I am positive that this definition:
$$
\text{sgn}(x) = \frac{\text{arccot}(x) – \text{arccot}(-x)}{2|\text{arccot}(x)|}
$$
Is correct, but wolframalpha says it's not. I suspect it's because it assumes $\text{arccot}(-x) = -\text{arccot}(x)$ for all $x$, but $\text{arccot}(0) = \text{arccot}(-0) \neq 0$, right?
I sent them feedback about this already. Meanwhile, here is my proof:
Let $x < 0$. Then:
$$
\begin{align*}
\text{sgn}(x) &= \frac{\text{arccot}(x) – \text{arccot}(-x)}{2|\text{arccot}(x)|}\\[1em]
&= \frac{\text{arccot}(-|x|) – \text{arccot}(|x|)}{2|\text{arccot}(-|x|)|}\\[1em]
&= \frac{-\text{arccot}(|x|) – \text{arccot}(|x|)}{2|-\text{arccot}(|x|)|}\\[1em]

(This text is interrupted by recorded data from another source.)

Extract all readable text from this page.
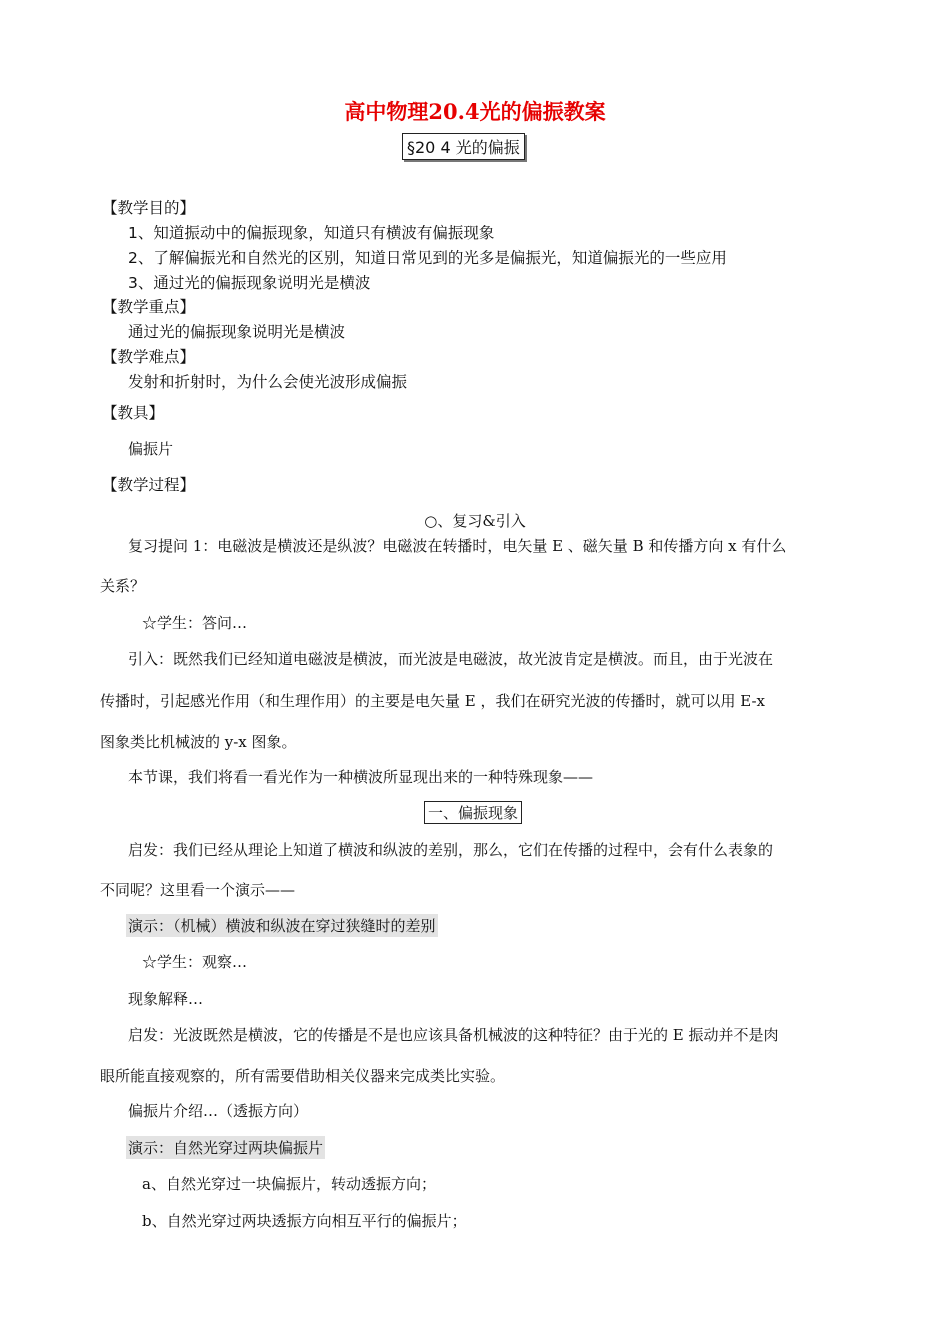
高中物理20.4光的偏振教案
§20 4 光的偏振
【教学目的】
1、知道振动中的偏振现象，知道只有横波有偏振现象
2、了解偏振光和自然光的区别，知道日常见到的光多是偏振光，知道偏振光的一些应用
3、通过光的偏振现象说明光是横波
【教学重点】
通过光的偏振现象说明光是横波
【教学难点】
发射和折射时，为什么会使光波形成偏振
【教具】
偏振片
【教学过程】
○、复习&引入
复习提问 1：电磁波是横波还是纵波？电磁波在转播时，电矢量 E 、磁矢量 B 和传播方向 x 有什么
关系？
☆学生：答问…
引入：既然我们已经知道电磁波是横波，而光波是电磁波，故光波肯定是横波。而且，由于光波在
传播时，引起感光作用（和生理作用）的主要是电矢量 E ，我们在研究光波的传播时，就可以用 E-x
图象类比机械波的 y-x 图象。
本节课，我们将看一看光作为一种横波所显现出来的一种特殊现象——
一、偏振现象
启发：我们已经从理论上知道了横波和纵波的差别，那么，它们在传播的过程中，会有什么表象的
不同呢？这里看一个演示——
演示：（机械）横波和纵波在穿过狭缝时的差别
☆学生：观察…
现象解释…
启发：光波既然是横波，它的传播是不是也应该具备机械波的这种特征？由于光的 E 振动并不是肉
眼所能直接观察的，所有需要借助相关仪器来完成类比实验。
偏振片介绍…（透振方向）
演示：自然光穿过两块偏振片
a、自然光穿过一块偏振片，转动透振方向；
b、自然光穿过两块透振方向相互平行的偏振片；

&= \frac{-2\text{arccot}(|x|)}{2\text{arccot}(|x|)}\\[1em]
&= -1\\[1em]
\end{align*}
$$
Let $x > 0$. Then:
$$
\begin{align*}
\text{sgn}(x) &= \frac{\text{arccot}(x) – \text{arccot}(-x)}{2|\text{arccot}(x)|}\\[1em]

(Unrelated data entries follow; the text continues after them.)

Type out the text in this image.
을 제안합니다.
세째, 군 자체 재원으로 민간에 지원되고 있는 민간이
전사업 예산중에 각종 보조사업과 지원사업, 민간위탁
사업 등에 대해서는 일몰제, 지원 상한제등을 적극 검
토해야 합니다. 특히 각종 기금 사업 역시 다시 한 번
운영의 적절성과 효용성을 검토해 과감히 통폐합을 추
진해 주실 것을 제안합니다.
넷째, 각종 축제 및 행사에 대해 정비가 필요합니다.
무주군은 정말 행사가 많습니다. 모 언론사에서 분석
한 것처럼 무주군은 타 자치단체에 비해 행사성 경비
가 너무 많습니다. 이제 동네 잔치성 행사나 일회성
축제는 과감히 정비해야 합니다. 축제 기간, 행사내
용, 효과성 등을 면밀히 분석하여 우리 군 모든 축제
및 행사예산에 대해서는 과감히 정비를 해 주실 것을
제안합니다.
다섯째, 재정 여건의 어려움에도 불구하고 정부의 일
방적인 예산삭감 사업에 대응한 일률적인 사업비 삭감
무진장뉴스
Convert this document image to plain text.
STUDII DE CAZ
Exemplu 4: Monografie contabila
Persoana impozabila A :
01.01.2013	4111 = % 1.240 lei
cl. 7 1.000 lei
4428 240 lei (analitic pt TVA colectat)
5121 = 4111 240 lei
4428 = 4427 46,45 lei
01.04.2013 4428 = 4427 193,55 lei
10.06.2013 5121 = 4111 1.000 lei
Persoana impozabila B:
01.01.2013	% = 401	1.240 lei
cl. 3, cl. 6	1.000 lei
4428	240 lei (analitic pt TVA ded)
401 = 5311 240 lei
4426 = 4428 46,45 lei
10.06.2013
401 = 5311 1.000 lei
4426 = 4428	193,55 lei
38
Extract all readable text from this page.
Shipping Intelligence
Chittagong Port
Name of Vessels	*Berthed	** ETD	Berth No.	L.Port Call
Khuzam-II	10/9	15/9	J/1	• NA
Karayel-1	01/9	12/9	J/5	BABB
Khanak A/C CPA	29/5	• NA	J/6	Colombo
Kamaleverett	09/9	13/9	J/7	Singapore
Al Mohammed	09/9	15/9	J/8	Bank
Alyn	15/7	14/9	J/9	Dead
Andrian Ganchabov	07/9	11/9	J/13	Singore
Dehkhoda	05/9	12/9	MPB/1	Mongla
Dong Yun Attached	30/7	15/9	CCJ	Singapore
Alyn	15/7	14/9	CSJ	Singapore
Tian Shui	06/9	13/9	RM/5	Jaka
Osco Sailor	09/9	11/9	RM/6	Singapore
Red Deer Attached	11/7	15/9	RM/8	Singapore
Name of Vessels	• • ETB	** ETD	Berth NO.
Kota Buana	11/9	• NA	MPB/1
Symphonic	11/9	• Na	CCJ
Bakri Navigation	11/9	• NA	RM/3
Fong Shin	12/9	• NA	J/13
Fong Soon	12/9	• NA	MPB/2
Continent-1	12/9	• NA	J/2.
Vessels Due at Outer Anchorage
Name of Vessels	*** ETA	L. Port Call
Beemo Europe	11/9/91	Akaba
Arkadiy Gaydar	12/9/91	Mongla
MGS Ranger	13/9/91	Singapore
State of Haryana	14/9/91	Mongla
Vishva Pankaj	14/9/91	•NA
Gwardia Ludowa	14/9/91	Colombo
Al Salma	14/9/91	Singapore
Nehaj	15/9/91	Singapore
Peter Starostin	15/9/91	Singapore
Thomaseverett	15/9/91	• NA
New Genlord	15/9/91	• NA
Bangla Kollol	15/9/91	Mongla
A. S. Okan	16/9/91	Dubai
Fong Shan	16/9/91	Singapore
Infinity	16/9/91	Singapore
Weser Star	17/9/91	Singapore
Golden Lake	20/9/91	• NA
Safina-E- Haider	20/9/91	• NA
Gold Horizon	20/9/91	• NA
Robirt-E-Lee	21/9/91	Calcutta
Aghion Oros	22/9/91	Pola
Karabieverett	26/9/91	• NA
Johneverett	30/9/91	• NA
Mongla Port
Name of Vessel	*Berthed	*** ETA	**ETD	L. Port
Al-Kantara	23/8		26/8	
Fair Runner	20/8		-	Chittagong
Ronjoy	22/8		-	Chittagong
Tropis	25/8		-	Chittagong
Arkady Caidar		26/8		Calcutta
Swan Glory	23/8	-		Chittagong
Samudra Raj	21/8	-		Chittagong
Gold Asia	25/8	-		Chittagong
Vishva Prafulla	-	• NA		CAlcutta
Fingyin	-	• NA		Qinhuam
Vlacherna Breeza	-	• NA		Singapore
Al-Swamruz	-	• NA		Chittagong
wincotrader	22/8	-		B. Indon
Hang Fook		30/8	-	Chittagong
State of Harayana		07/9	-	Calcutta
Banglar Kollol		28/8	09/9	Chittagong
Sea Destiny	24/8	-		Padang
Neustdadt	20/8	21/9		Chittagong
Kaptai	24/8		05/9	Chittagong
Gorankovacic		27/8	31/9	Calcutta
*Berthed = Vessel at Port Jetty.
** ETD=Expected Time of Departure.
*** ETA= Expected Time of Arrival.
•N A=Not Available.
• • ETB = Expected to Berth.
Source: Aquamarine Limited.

&= \frac{\text{arccot}(|x|) – \text{arccot}(-|x|)}{2|\text{arccot}(|x|)|}\\[1em]
&= \frac{\text{arccot}(|x|) + \text{arccot}(|x|)}{2\text{arccot}(|x|)}\\[1em]
&= \frac{2\text{arccot}(|x|)}{2\text{arccot}(|x|)}\\[1em]
&= 1\\[1em]
\end{align*}
$$
Finally, let $x = 0$. Then:
$$
\begin{align*}
\text{sgn}(x) &= \frac{\text{arccot}(x) – \text{arccot}(-x)}{2|\text{arccot}(x)|}\\[1em]

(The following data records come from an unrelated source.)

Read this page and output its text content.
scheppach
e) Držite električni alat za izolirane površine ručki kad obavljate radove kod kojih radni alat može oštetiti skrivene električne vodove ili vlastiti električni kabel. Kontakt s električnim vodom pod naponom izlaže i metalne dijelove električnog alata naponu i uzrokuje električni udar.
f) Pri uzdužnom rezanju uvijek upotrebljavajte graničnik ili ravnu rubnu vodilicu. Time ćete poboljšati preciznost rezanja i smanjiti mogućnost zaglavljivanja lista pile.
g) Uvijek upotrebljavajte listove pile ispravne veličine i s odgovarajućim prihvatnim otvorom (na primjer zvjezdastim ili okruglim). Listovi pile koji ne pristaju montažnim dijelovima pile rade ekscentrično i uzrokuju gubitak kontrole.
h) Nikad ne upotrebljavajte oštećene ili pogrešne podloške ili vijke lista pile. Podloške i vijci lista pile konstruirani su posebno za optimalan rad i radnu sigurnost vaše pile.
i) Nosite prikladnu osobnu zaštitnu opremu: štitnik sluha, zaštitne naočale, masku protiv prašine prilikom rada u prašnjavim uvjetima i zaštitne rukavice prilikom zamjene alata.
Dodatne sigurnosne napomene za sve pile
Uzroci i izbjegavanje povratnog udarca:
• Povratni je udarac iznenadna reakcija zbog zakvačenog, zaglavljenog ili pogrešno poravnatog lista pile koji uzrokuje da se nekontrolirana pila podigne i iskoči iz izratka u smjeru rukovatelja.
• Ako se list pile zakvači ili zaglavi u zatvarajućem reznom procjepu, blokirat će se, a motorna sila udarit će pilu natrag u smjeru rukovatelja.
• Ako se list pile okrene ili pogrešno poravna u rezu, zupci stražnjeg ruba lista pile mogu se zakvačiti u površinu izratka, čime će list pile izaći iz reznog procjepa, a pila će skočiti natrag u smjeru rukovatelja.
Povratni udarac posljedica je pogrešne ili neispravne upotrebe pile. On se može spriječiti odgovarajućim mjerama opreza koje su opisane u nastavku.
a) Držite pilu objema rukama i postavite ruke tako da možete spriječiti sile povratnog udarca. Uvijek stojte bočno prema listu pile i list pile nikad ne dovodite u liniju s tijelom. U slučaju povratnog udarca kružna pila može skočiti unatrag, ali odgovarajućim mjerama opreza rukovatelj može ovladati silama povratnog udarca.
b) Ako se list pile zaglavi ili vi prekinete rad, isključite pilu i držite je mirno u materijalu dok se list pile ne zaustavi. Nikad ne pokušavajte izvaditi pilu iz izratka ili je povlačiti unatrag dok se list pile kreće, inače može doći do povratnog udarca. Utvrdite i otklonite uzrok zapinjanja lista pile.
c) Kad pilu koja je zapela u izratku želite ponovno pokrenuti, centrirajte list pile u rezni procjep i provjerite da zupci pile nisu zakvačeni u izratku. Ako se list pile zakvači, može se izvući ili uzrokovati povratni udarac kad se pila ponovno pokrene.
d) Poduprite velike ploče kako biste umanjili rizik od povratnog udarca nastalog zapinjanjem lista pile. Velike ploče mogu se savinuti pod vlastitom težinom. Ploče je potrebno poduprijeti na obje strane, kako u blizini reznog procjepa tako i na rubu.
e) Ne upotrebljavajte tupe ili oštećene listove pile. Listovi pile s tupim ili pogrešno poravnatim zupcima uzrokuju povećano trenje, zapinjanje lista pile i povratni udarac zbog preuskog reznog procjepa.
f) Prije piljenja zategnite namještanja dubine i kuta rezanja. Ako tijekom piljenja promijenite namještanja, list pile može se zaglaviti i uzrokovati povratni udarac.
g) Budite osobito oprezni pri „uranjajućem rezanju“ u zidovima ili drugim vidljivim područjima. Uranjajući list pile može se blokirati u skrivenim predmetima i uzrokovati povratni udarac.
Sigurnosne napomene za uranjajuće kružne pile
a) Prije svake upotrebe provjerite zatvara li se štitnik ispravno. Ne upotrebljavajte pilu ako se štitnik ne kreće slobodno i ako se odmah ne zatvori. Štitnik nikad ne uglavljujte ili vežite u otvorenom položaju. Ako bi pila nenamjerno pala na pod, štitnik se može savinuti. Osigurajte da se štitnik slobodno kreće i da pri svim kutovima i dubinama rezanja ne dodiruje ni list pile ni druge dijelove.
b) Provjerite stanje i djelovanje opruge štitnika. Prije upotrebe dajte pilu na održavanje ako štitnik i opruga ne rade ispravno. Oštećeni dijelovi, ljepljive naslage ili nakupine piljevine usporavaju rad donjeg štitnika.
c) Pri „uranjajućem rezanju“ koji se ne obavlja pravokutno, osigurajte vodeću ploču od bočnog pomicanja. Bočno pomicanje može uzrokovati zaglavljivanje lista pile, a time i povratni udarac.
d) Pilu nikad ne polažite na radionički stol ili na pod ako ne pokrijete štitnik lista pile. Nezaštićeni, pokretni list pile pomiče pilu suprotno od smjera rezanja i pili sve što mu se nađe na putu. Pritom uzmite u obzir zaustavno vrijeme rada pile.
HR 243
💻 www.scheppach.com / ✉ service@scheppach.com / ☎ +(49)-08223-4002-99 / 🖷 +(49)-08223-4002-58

&= \frac{\text{arccot}(|x|) – \text{arccot}(|x|)}{2|\text{arccot}(x)|}\\[1em]
&= \frac{0}{2|\text{arccot}(x)|}\\[1em]
&= 0\\[1em]
\end{align*}
$$
Does this check out?
EDIT: $\text{arccot}$ not $\arccos$, dangit.
EDIT 2: This is best I could do when $\text{arccot}(x) = \frac{\pi}{2} – \arctan(x)$:
$$
\begin{align*}
\text{sgn}(x) &= \lim_{p\to +\infty}\Bigg[{\frac{\text{arccot}(-px) – \text{arccot}(px)}{2\text{arccot}(p|x|) + \pi}}\Bigg]
\end{align*}
$$
With the bonus that we get a smooth approximation for $p>0$, e.g. graph for p=5000.
Apparently that's a sigmoid function. Maybe I will ask another question about it!
Best Answer
I think the underlying issue is that Wolfram Alpha defines $\operatorname{arccot} x$ as $\arctan 1/x$ and subsequently stumbles a bit with the discontinuity that creates at $x=0$ According to Wikipedia here $\operatorname{arccot} x$ should have range $(0,\pi)$, but that would create a problem for you. Without having given it too much thought, I think I would prefer my $\operatorname{arccot}$ to be continuous at $x=0$, thus $\operatorname{arccot} x = \pi/2 - \arctan x$